Par jugement du 29 avril 2024, le conseil de prud'hommes a :
- débouté M. [W] de sa demande visant à la production des documents précités,
- dit qu'il n'a été victime ni de discrimination syndicale, ni d'inégalité de traitement et que la demande formée à ce titre est prescrite,
- débouté en conséquence le salarié de l'ensemble de ses prétentions formées au titre de l'exécution de son contrat de travail,
- condamné la SAS Auxitrol à lui payer la somme de 47 871 euros à titre de dommages-intérêts pour licenciement sans cause réelle et sérieuse,
- débouté M. [W] de ses demandes en paiement du solde de son indemnité de licenciement à titre d'indemnité de départ volontaire, d'allocations de reclassement et d'une indemnité de procédure, ainsi que de celle visant à la remise de documents de fin de contrat rectifiés,
- débouté la SAS Auxitrol de sa demande en paiement, à titre reconventionnel, de dommages-intérêts pour violation par le salarié de son obligation de loyauté, ainsi que d'une somme au titre de ses frais irrépétibles,
- dit que chaque partie conserverait la charge de ses propres dépens,
- débouté les parties de toutes leurs demandes plus amples ou contraires.

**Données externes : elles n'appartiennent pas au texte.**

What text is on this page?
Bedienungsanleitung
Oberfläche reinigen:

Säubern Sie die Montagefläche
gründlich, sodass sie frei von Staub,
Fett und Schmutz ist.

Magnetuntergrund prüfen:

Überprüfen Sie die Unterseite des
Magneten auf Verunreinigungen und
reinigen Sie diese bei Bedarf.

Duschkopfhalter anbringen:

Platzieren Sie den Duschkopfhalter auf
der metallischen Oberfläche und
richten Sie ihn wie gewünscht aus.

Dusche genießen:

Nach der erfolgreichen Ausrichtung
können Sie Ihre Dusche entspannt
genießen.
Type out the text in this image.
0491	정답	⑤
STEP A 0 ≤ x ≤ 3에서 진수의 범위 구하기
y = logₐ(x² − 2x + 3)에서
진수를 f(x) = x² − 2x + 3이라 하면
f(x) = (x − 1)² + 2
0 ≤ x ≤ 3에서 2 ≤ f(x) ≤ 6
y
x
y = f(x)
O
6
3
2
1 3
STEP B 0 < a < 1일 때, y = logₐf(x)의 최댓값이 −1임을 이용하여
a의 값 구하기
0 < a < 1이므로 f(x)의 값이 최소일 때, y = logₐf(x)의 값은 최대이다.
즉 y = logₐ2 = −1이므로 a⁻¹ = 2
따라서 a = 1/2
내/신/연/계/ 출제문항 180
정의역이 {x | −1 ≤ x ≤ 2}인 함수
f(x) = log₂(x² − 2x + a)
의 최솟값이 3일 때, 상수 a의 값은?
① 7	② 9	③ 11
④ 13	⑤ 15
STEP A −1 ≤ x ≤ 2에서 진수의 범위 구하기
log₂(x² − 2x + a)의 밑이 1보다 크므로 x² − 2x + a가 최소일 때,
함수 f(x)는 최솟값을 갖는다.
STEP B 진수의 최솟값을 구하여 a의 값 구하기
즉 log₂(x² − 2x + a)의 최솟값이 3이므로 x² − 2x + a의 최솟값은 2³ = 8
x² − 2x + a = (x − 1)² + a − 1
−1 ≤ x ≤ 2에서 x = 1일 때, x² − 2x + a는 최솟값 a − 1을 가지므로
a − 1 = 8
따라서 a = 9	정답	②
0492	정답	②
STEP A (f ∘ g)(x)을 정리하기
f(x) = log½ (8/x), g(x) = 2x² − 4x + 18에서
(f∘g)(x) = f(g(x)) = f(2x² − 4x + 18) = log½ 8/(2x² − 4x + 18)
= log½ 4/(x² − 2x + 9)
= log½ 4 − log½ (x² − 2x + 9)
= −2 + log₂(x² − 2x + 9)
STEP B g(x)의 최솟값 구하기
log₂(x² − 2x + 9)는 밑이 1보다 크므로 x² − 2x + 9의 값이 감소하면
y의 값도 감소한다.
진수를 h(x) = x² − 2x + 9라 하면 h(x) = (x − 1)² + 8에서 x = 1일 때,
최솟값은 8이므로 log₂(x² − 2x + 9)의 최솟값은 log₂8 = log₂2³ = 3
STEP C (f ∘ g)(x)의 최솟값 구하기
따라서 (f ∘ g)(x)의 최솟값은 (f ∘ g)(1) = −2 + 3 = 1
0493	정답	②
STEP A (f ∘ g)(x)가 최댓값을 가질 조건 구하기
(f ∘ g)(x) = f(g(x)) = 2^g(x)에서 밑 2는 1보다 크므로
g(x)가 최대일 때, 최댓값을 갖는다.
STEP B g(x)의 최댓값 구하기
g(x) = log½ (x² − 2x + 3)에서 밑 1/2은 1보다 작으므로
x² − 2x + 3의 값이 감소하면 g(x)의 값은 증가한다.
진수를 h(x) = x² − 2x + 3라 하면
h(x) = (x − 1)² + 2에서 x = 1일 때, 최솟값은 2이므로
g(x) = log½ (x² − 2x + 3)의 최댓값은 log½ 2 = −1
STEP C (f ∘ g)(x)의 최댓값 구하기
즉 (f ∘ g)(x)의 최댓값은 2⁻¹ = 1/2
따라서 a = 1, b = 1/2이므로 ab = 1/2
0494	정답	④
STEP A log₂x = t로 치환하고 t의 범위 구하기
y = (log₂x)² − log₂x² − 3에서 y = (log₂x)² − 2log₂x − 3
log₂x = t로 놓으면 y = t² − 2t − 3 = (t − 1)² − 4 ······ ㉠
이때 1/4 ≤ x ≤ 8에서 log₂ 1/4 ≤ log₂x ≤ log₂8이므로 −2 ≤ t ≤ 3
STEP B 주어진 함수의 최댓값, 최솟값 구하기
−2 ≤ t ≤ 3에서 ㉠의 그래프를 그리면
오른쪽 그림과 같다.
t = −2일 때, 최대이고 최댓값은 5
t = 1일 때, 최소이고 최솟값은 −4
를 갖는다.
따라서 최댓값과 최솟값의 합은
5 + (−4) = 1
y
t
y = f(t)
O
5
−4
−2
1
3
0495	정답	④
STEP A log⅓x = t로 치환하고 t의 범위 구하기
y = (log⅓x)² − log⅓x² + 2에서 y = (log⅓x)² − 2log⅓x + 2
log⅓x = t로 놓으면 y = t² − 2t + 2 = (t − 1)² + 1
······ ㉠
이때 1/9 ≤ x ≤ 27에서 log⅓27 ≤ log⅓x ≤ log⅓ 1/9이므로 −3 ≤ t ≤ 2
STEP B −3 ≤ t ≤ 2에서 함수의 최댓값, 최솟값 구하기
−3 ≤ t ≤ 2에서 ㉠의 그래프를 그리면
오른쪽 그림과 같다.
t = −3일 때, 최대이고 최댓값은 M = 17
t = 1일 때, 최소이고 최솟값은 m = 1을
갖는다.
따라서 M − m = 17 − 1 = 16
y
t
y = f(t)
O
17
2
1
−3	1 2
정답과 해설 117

Le 30 mai 2024, par la voie électronique, M. [W] a régulièrement relevé appel de cette décision, laquelle lui avait été notifiée le 4 mai précédent.
Par conclusions transmises au greffe le 25 novembre 2024, M. [W] a saisi le conseiller de la mise en état d'une demande visant à ce qu'il ordonne à la SAS Auxitrol, sous une astreinte de 100 euros par jour de retard passé le délai de 15 jours suivant la signification de sa décision, les contrats de travail et avenants de chacun des salariés pour toute la période de discrimination indiquant les promotions éventuelles successives (2003 à 2021), les bulletins de paie de chaque année, la liste des formations qui ont été accordées et ce pour MM. [K] [V], [U] [A], [U] [T], [S] [P], [I] [B], [O] [F], [X] [G], [S] [N], [E] [H], [L] [R] et [C] [Y].
Il réclame en outre une indemnité de procédure de 2 500 euros.